A MAJOR new report this week confirmed that retailer margins on liquid milk and dairy products had increased significantly over the past ten years, but farmgate prices and farm margins had continued to fall.

The Milk Development Council published its Dairy Supply Chain Margins 2003-04 report on Tuesday and Andrew George, Liberal Democrat shadow rural affairs secretary, said it clearly showed supermarkets had "been happy to see farmers and consumers lose out".

"Claims that savings are passed on to shoppers are now proven to be untrue," he said, adding that, with the margins the supermarkets were making, there was room both for farmers to get a fair price for their efforts and for consumers to get cheaper dairy products.

"I hope the OFT will take a good look at this new evidence," said Mr George. "Toughening the code of practice would help farmers get fairer treatment and shed much-needed light on the shadowy deals that go on."

The report revealed that supermarket margins on liquid milk and dairy products rose by 8-10p a litre over the last decade, but farmgate prices fell by 6p.

In 2003, the farmgate milk price rose by about 1ppl to an average 18.03ppl, compared with 17.04ppl in 2002, but, with an independent academic report assessing the average cost of milk production in England and Wales to be 18.33ppl, 60pc of dairy farmers failed to make a profit, despite the average cost of milk production being reduced by 3.3ppl - 15pc - over the past six years.

That cost reduction was mainly achieved by small farms quitting and remaining ones becoming larger and reducing their costs.

The report predicts that CAP Reform will see the pressure on farmers and farm prices continue.

In 2003, 11pc of dairy farmers quit, leaving just 16,000 in England and Wales. "In addition, a large proportion - about 30pc - of those remaining plan to leave in the next two years as a consequence of CAP Reform," said the report.

Jo Speed, MDC extension officer for the Northern region, said the organisation had been concerned for some time about the lack of transparency over supply chain margins and profits in the industry as a whole.

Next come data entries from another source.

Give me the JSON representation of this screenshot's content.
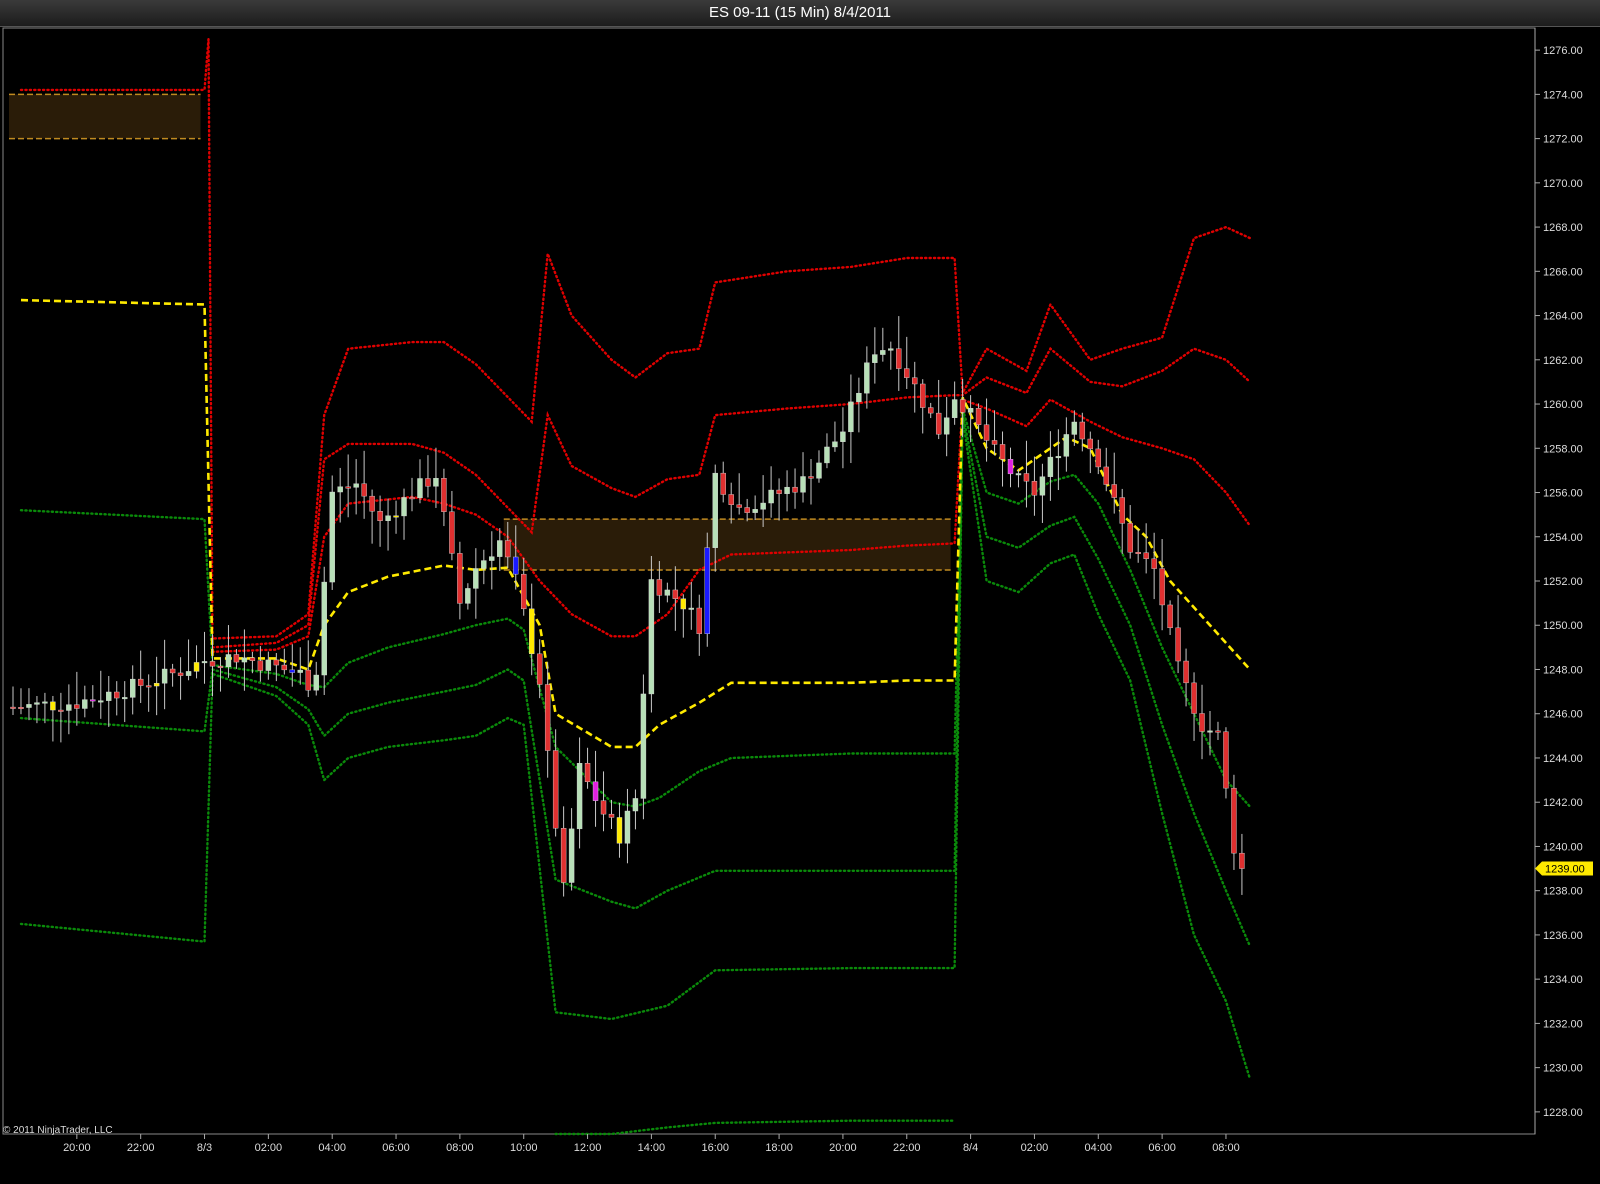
{
  "window": {
    "title": "ES 09-11 (15 Min)  8/4/2011"
  },
  "footer": {
    "copyright": "© 2011 NinjaTrader, LLC"
  },
  "colors": {
    "background": "#000000",
    "bull_candle": "#b8e0b8",
    "bear_candle": "#e03030",
    "vwap": "#ffea00",
    "upper_band": "#e00000",
    "lower_band": "#0a8a0a",
    "value_area": "#2a1c08",
    "value_area_edge": "#c08a20",
    "price_marker": "#ffea00"
  },
  "chart_data": {
    "type": "candlestick",
    "instrument": "ES 09-11",
    "interval": "15 Min",
    "date": "8/4/2011",
    "ylim": [
      1227,
      1277
    ],
    "y_ticks": [
      1228,
      1230,
      1232,
      1234,
      1236,
      1238,
      1240,
      1242,
      1244,
      1246,
      1248,
      1250,
      1252,
      1254,
      1256,
      1258,
      1260,
      1262,
      1264,
      1266,
      1268,
      1270,
      1272,
      1274,
      1276
    ],
    "y_tick_labels": [
      "1228.00",
      "1230.00",
      "1232.00",
      "1234.00",
      "1236.00",
      "1238.00",
      "1240.00",
      "1242.00",
      "1244.00",
      "1246.00",
      "1248.00",
      "1250.00",
      "1252.00",
      "1254.00",
      "1256.00",
      "1258.00",
      "1260.00",
      "1262.00",
      "1264.00",
      "1266.00",
      "1268.00",
      "1270.00",
      "1272.00",
      "1274.00",
      "1276.00"
    ],
    "x_tick_labels": [
      "20:00",
      "22:00",
      "8/3",
      "02:00",
      "04:00",
      "06:00",
      "08:00",
      "10:00",
      "12:00",
      "14:00",
      "16:00",
      "18:00",
      "20:00",
      "22:00",
      "8/4",
      "02:00",
      "04:00",
      "06:00",
      "08:00"
    ],
    "x_tick_bar_index": [
      8,
      16,
      24,
      32,
      40,
      48,
      56,
      64,
      72,
      80,
      88,
      96,
      104,
      112,
      120,
      128,
      136,
      144,
      152
    ],
    "bar_count": 155,
    "last_price": 1239,
    "last_price_label": "1239.00",
    "value_areas": [
      {
        "start_bar": 0,
        "end_bar": 23,
        "high": 1274,
        "low": 1272
      },
      {
        "start_bar": 62,
        "end_bar": 117,
        "high": 1254.8,
        "low": 1252.5
      }
    ],
    "vwap_anchors": [
      [
        1,
        1264.7
      ],
      [
        24,
        1264.5
      ],
      [
        25,
        1248.5
      ],
      [
        33,
        1248.5
      ],
      [
        37,
        1248
      ],
      [
        39,
        1250
      ],
      [
        42,
        1251.5
      ],
      [
        47,
        1252.2
      ],
      [
        54,
        1252.7
      ],
      [
        58,
        1252.5
      ],
      [
        62,
        1252.6
      ],
      [
        66,
        1250
      ],
      [
        68,
        1246
      ],
      [
        75,
        1244.5
      ],
      [
        78,
        1244.5
      ],
      [
        81,
        1245.5
      ],
      [
        86,
        1246.5
      ],
      [
        90,
        1247.4
      ],
      [
        105,
        1247.4
      ],
      [
        112,
        1247.5
      ],
      [
        118,
        1247.5
      ],
      [
        119,
        1260.3
      ],
      [
        122,
        1258
      ],
      [
        126,
        1257
      ],
      [
        130,
        1258
      ],
      [
        132,
        1258.5
      ],
      [
        135,
        1258
      ],
      [
        139,
        1255
      ],
      [
        142,
        1254
      ],
      [
        145,
        1252
      ],
      [
        150,
        1250
      ],
      [
        155,
        1248
      ]
    ],
    "upper_bands": [
      [
        [
          1,
          1274.2
        ],
        [
          24,
          1274.2
        ],
        [
          24.5,
          1276.5
        ],
        [
          25,
          1249.4
        ],
        [
          33,
          1249.5
        ],
        [
          37,
          1250.5
        ],
        [
          39,
          1259.5
        ],
        [
          42,
          1262.5
        ],
        [
          50,
          1262.8
        ],
        [
          54,
          1262.8
        ],
        [
          58,
          1261.8
        ],
        [
          65,
          1259.2
        ],
        [
          67,
          1266.8
        ],
        [
          70,
          1264
        ],
        [
          75,
          1262
        ],
        [
          78,
          1261.2
        ],
        [
          82,
          1262.3
        ],
        [
          86,
          1262.5
        ],
        [
          88,
          1265.5
        ],
        [
          97,
          1266
        ],
        [
          105,
          1266.2
        ],
        [
          112,
          1266.6
        ],
        [
          118,
          1266.6
        ],
        [
          119,
          1260.5
        ],
        [
          122,
          1262.5
        ],
        [
          127,
          1261.5
        ],
        [
          130,
          1264.5
        ],
        [
          135,
          1262
        ],
        [
          139,
          1262.5
        ],
        [
          144,
          1263
        ],
        [
          148,
          1267.5
        ],
        [
          152,
          1268
        ],
        [
          155,
          1267.5
        ]
      ],
      [
        [
          25,
          1249
        ],
        [
          33,
          1249.2
        ],
        [
          37,
          1250
        ],
        [
          39,
          1257.5
        ],
        [
          42,
          1258.2
        ],
        [
          50,
          1258.2
        ],
        [
          54,
          1257.8
        ],
        [
          58,
          1256.8
        ],
        [
          65,
          1254.2
        ],
        [
          67,
          1259.5
        ],
        [
          70,
          1257.2
        ],
        [
          75,
          1256.2
        ],
        [
          78,
          1255.8
        ],
        [
          82,
          1256.6
        ],
        [
          86,
          1256.8
        ],
        [
          88,
          1259.5
        ],
        [
          97,
          1259.8
        ],
        [
          105,
          1260
        ],
        [
          112,
          1260.3
        ],
        [
          118,
          1260.4
        ],
        [
          119,
          1260.4
        ],
        [
          122,
          1261.2
        ],
        [
          127,
          1260.5
        ],
        [
          130,
          1262.5
        ],
        [
          135,
          1261
        ],
        [
          139,
          1260.8
        ],
        [
          144,
          1261.5
        ],
        [
          148,
          1262.5
        ],
        [
          152,
          1262
        ],
        [
          155,
          1261
        ]
      ],
      [
        [
          25,
          1248.8
        ],
        [
          33,
          1248.9
        ],
        [
          37,
          1249.5
        ],
        [
          39,
          1254
        ],
        [
          42,
          1255.5
        ],
        [
          50,
          1255.8
        ],
        [
          54,
          1255.5
        ],
        [
          58,
          1255
        ],
        [
          62,
          1254
        ],
        [
          66,
          1252
        ],
        [
          70,
          1250.5
        ],
        [
          75,
          1249.5
        ],
        [
          78,
          1249.5
        ],
        [
          82,
          1250.5
        ],
        [
          86,
          1252.5
        ],
        [
          90,
          1253.2
        ],
        [
          105,
          1253.4
        ],
        [
          112,
          1253.6
        ],
        [
          118,
          1253.7
        ],
        [
          119,
          1260.2
        ],
        [
          122,
          1259.8
        ],
        [
          127,
          1259
        ],
        [
          130,
          1260.2
        ],
        [
          135,
          1259.2
        ],
        [
          139,
          1258.5
        ],
        [
          144,
          1258
        ],
        [
          148,
          1257.5
        ],
        [
          152,
          1256
        ],
        [
          155,
          1254.5
        ]
      ]
    ],
    "lower_bands": [
      [
        [
          1,
          1255.2
        ],
        [
          24,
          1254.8
        ],
        [
          25,
          1248.2
        ],
        [
          33,
          1247.8
        ],
        [
          37,
          1247.3
        ],
        [
          39,
          1247.2
        ],
        [
          42,
          1248.3
        ],
        [
          47,
          1249
        ],
        [
          54,
          1249.6
        ],
        [
          58,
          1250
        ],
        [
          62,
          1250.3
        ],
        [
          64,
          1249.8
        ],
        [
          68,
          1244.5
        ],
        [
          75,
          1242
        ],
        [
          78,
          1241.8
        ],
        [
          81,
          1242.2
        ],
        [
          86,
          1243.4
        ],
        [
          90,
          1244
        ],
        [
          105,
          1244.2
        ],
        [
          112,
          1244.2
        ],
        [
          118,
          1244.2
        ],
        [
          119,
          1259.8
        ],
        [
          122,
          1256
        ],
        [
          126,
          1255.5
        ],
        [
          130,
          1256.5
        ],
        [
          133,
          1256.8
        ],
        [
          136,
          1255.5
        ],
        [
          140,
          1252.5
        ],
        [
          144,
          1249
        ],
        [
          148,
          1246
        ],
        [
          152,
          1243
        ],
        [
          155,
          1241.8
        ]
      ],
      [
        [
          1,
          1245.8
        ],
        [
          24,
          1245.2
        ],
        [
          25,
          1248
        ],
        [
          33,
          1247.2
        ],
        [
          37,
          1246.2
        ],
        [
          39,
          1245
        ],
        [
          42,
          1246
        ],
        [
          47,
          1246.5
        ],
        [
          54,
          1247
        ],
        [
          58,
          1247.3
        ],
        [
          62,
          1248
        ],
        [
          64,
          1247.5
        ],
        [
          68,
          1238.5
        ],
        [
          75,
          1237.5
        ],
        [
          78,
          1237.2
        ],
        [
          82,
          1238
        ],
        [
          88,
          1238.9
        ],
        [
          105,
          1238.9
        ],
        [
          112,
          1238.9
        ],
        [
          118,
          1238.9
        ],
        [
          119,
          1259.6
        ],
        [
          122,
          1254
        ],
        [
          126,
          1253.5
        ],
        [
          130,
          1254.5
        ],
        [
          133,
          1254.9
        ],
        [
          136,
          1253
        ],
        [
          140,
          1250
        ],
        [
          144,
          1245.5
        ],
        [
          148,
          1241.5
        ],
        [
          152,
          1238
        ],
        [
          155,
          1235.5
        ]
      ],
      [
        [
          1,
          1236.5
        ],
        [
          24,
          1235.7
        ],
        [
          25,
          1247.8
        ],
        [
          33,
          1246.8
        ],
        [
          37,
          1245.5
        ],
        [
          39,
          1243
        ],
        [
          42,
          1244
        ],
        [
          47,
          1244.5
        ],
        [
          54,
          1244.8
        ],
        [
          58,
          1245
        ],
        [
          62,
          1245.8
        ],
        [
          64,
          1245.5
        ],
        [
          68,
          1232.5
        ],
        [
          75,
          1232.2
        ],
        [
          82,
          1232.8
        ],
        [
          88,
          1234.4
        ],
        [
          105,
          1234.5
        ],
        [
          112,
          1234.5
        ],
        [
          118,
          1234.5
        ],
        [
          119,
          1259.4
        ],
        [
          122,
          1252
        ],
        [
          126,
          1251.5
        ],
        [
          130,
          1252.8
        ],
        [
          133,
          1253.2
        ],
        [
          136,
          1250.5
        ],
        [
          140,
          1247.5
        ],
        [
          144,
          1241.5
        ],
        [
          148,
          1236
        ],
        [
          152,
          1233
        ],
        [
          155,
          1229.5
        ]
      ],
      [
        [
          68,
          1227
        ],
        [
          75,
          1227
        ],
        [
          82,
          1227.3
        ],
        [
          88,
          1227.5
        ],
        [
          105,
          1227.6
        ],
        [
          112,
          1227.6
        ],
        [
          118,
          1227.6
        ]
      ]
    ],
    "price_anchors": [
      [
        0,
        1246.3
      ],
      [
        8,
        1246.5
      ],
      [
        15,
        1247.2
      ],
      [
        20,
        1247.8
      ],
      [
        24,
        1248.4
      ],
      [
        28,
        1248.6
      ],
      [
        32,
        1248.2
      ],
      [
        36,
        1247.8
      ],
      [
        37,
        1247.4
      ],
      [
        38,
        1248
      ],
      [
        40,
        1256
      ],
      [
        43,
        1256.4
      ],
      [
        46,
        1254.6
      ],
      [
        50,
        1256
      ],
      [
        53,
        1256.8
      ],
      [
        56,
        1251
      ],
      [
        58,
        1252.6
      ],
      [
        61,
        1253.8
      ],
      [
        63,
        1252
      ],
      [
        66,
        1247.5
      ],
      [
        67,
        1244
      ],
      [
        69,
        1238
      ],
      [
        71,
        1243.5
      ],
      [
        74,
        1241.5
      ],
      [
        76,
        1240.5
      ],
      [
        78,
        1242.2
      ],
      [
        80,
        1252
      ],
      [
        84,
        1251
      ],
      [
        86,
        1250
      ],
      [
        88,
        1256.8
      ],
      [
        91,
        1255.3
      ],
      [
        95,
        1255.8
      ],
      [
        99,
        1256.5
      ],
      [
        104,
        1258.8
      ],
      [
        108,
        1262.5
      ],
      [
        110,
        1262.6
      ],
      [
        113,
        1260.8
      ],
      [
        116,
        1258.8
      ],
      [
        118,
        1260.4
      ],
      [
        119,
        1260
      ],
      [
        123,
        1257.8
      ],
      [
        126,
        1256.5
      ],
      [
        128,
        1256
      ],
      [
        131,
        1258
      ],
      [
        133,
        1259.3
      ],
      [
        136,
        1257.5
      ],
      [
        140,
        1253.5
      ],
      [
        143,
        1252.5
      ],
      [
        146,
        1248
      ],
      [
        149,
        1245.5
      ],
      [
        151,
        1245
      ],
      [
        153,
        1240
      ],
      [
        155,
        1239
      ]
    ]
  }
}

"The report confirms that weak commodity markets and processor competition have meant it is primarily retailers, and not farmers, who have benefited from improved liquid milk retail prices," she said. "As a result, the 6p per litre fall in the farmgate milk price between 1994 and 2003 has generally increased retailer margins."

Brian Peacock, MDC chairman and council member for the North, said the UK was a significant commodity producer of mild Cheddar, skim milk powder and butter, and those products provided the base to the raw milk market.

As sterling had strengthened, commodity prices had weakened and resulted in farmgate prices falling.

"So it would be fair to say that, while supermarkets haven't been responsible for causing the low prices, the report shows they have taken advantage of the situation caused by strengthening sterling to increase their margins," he said.

Mr Peacock also said that processors engaging in price competition with each other for big retail contracts, placed further downward pressure on farmgate prices.

The report said the UK milk price was consistently the lowest in the EU. Farmers should be able to obtain slightly higher prices out of a market that was working effectively.

Mr Peacock said there were obvious areas in which farmers could look to regain value. "For example, the trade deficit in dairy products has grown to £690m, an increase of 50pc over six years," he said. In addition, imports of speciality cheese had risen by over 40pc since 1998.

The MDC report is free to milk producers (£150 copy to non-members) from 01285 646500.